Fewer hours - I've always agreed with that!
[quote]
justhanging said:
young doctors are on $75,000 right?

divide that by 80 hours a week (approx) and you basically get the $23 hourly rate (before tax) that the young doctor guy quoted on the news


I'm with Vads, work your 40hrs and the DHB can eat a dick if they want more (within reason)

NB: I average 45-50hrs a week. But generally that's off my own bat rather than being forced to
[quote]
ok me too! we are all agreed then :C
[quote]
can i get in on this circle jerk cos i agree too?
[quote]
mErf said:
can i get in on this circle jerk cos i agree too?



sure


:C :C :C
[quote]
RogueOne said:
justhanging said:
young doctors are on $75,000 right?

divide that by 80 hours a week (approx) and you basically get the $23 hourly rate (before tax) that the young doctor guy quoted on the news


I'm with Vads, work your 40hrs and the DHB can eat a dick if they want more (within reason)

NB: I average 45-50hrs a week. But generally that's off my own bat rather than being forced to


it is the patients who will be eating dirt, not the DHB who will be eating dick.
[quote]
i can only imagine the government will have more to say to the DHBs about their lack of foresight/adequate management than they will have to say to the doctors working a full working week and having some proper downtime
[quote]
codpiece said:
it is the patients who will be eating dirt, not the DHB who will be eating dick.
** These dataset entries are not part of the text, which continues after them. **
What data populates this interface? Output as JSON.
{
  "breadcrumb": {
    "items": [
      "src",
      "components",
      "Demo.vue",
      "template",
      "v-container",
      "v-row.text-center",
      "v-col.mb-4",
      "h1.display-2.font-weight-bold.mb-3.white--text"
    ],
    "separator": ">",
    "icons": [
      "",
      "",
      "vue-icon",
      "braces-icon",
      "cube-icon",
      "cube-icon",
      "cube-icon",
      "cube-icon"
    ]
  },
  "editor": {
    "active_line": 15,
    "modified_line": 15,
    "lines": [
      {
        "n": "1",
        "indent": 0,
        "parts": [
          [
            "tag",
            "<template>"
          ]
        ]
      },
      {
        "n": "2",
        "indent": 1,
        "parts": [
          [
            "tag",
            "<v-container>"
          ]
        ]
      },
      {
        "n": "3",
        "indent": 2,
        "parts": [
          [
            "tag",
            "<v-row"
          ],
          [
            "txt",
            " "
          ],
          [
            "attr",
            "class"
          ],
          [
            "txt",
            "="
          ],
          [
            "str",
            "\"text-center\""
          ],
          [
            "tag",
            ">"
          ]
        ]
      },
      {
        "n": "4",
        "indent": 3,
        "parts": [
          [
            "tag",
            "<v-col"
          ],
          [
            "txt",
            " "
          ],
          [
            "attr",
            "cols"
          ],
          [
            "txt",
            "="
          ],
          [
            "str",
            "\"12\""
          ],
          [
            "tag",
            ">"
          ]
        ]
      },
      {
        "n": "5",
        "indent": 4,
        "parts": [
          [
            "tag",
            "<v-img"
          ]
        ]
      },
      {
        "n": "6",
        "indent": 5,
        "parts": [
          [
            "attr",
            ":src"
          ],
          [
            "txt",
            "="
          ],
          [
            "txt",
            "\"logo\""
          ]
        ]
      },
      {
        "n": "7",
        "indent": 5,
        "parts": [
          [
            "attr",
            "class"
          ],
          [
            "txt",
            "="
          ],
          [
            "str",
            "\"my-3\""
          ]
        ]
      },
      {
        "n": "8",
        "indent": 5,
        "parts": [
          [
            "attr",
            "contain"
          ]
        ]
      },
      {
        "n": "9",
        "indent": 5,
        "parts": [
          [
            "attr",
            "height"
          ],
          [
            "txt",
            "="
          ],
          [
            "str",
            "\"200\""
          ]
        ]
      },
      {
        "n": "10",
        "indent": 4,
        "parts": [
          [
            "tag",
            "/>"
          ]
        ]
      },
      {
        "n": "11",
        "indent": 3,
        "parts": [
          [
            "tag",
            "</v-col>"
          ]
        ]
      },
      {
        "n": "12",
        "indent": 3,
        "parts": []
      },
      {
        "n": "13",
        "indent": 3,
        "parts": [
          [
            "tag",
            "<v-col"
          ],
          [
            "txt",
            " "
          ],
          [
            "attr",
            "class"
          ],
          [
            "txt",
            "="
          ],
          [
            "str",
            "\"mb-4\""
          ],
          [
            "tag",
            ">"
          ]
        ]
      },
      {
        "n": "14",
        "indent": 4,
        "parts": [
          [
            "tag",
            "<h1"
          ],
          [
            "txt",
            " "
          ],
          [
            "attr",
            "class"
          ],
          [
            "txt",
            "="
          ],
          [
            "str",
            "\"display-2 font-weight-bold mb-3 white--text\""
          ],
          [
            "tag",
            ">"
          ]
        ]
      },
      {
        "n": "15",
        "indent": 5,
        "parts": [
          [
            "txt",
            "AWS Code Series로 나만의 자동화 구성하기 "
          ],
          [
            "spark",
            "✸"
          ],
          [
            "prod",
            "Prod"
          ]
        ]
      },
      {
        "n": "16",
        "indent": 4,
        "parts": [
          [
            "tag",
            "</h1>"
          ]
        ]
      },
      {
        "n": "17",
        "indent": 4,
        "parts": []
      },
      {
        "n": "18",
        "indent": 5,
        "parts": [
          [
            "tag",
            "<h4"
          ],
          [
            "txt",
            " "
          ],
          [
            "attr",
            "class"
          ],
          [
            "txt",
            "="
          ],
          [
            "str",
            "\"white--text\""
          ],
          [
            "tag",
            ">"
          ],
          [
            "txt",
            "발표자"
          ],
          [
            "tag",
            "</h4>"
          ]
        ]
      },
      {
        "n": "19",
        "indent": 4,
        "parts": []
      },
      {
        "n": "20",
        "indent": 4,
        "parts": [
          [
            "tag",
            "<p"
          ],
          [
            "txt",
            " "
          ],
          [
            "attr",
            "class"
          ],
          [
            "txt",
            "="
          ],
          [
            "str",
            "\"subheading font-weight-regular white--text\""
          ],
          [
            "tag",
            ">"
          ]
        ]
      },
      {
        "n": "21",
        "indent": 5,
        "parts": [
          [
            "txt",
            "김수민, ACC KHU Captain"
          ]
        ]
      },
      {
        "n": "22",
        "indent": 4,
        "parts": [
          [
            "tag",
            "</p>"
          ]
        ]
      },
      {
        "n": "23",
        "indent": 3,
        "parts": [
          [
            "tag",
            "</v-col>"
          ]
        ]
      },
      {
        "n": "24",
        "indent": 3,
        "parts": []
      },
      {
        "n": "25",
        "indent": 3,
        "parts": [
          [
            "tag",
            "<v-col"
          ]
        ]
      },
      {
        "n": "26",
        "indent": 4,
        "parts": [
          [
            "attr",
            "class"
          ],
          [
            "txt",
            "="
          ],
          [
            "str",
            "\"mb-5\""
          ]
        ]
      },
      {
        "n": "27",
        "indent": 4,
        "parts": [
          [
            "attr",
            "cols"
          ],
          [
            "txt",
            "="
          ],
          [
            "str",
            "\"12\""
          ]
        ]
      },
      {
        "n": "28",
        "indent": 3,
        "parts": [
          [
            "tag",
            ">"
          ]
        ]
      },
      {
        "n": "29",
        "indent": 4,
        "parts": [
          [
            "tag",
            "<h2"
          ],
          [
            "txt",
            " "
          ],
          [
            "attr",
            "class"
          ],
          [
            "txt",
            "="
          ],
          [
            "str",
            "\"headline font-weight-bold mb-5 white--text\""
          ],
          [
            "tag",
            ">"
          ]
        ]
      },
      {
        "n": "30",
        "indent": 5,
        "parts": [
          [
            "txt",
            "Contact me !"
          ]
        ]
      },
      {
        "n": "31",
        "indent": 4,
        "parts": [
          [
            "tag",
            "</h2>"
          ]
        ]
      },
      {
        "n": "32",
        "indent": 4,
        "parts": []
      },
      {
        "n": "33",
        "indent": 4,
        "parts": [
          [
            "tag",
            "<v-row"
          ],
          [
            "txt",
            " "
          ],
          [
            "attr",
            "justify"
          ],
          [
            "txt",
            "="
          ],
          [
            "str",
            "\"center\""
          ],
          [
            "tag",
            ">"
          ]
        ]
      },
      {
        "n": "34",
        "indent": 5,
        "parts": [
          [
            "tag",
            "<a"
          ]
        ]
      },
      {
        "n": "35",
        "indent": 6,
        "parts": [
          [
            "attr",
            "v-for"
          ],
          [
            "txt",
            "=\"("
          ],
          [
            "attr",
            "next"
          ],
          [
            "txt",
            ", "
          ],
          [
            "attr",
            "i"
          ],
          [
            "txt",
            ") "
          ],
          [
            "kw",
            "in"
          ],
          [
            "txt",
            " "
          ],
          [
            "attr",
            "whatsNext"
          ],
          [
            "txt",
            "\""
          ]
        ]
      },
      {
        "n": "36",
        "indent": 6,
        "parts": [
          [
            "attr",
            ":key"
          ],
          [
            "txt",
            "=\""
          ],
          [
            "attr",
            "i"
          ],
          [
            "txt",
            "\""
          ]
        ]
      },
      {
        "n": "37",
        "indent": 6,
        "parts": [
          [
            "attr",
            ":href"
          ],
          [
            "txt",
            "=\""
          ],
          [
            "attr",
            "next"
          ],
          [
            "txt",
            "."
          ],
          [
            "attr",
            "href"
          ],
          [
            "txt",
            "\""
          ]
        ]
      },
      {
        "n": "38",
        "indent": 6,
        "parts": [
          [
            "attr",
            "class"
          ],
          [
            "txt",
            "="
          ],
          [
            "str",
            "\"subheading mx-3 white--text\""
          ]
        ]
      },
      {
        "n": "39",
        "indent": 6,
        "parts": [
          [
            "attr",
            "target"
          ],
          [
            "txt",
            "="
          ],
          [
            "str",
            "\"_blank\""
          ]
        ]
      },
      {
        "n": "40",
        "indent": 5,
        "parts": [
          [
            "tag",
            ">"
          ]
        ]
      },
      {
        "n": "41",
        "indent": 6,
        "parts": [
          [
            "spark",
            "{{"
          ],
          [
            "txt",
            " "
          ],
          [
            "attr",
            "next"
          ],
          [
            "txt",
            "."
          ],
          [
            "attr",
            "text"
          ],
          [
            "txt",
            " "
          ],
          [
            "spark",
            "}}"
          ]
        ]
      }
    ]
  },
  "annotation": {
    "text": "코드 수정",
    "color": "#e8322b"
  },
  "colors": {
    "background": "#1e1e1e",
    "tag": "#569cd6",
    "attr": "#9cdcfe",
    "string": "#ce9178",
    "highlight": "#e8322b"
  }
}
So the jnr doctors should insane hours to cover for the piss poor management from the DHB?

No.

I agree that having the jnr doctors on reasonable hour now would impact the patients, but ultimately who is resbonsible for the quality of the patient care available?

Surely that must be the DHB?

IMO having these people work ~80+ hour weeks is neither ethical nor safe, doing that people get tired, burn out and make mistakes....
[quote]
a friend working in aussie has just qualified as an anaesthetist. starts on 600k!!!!!!!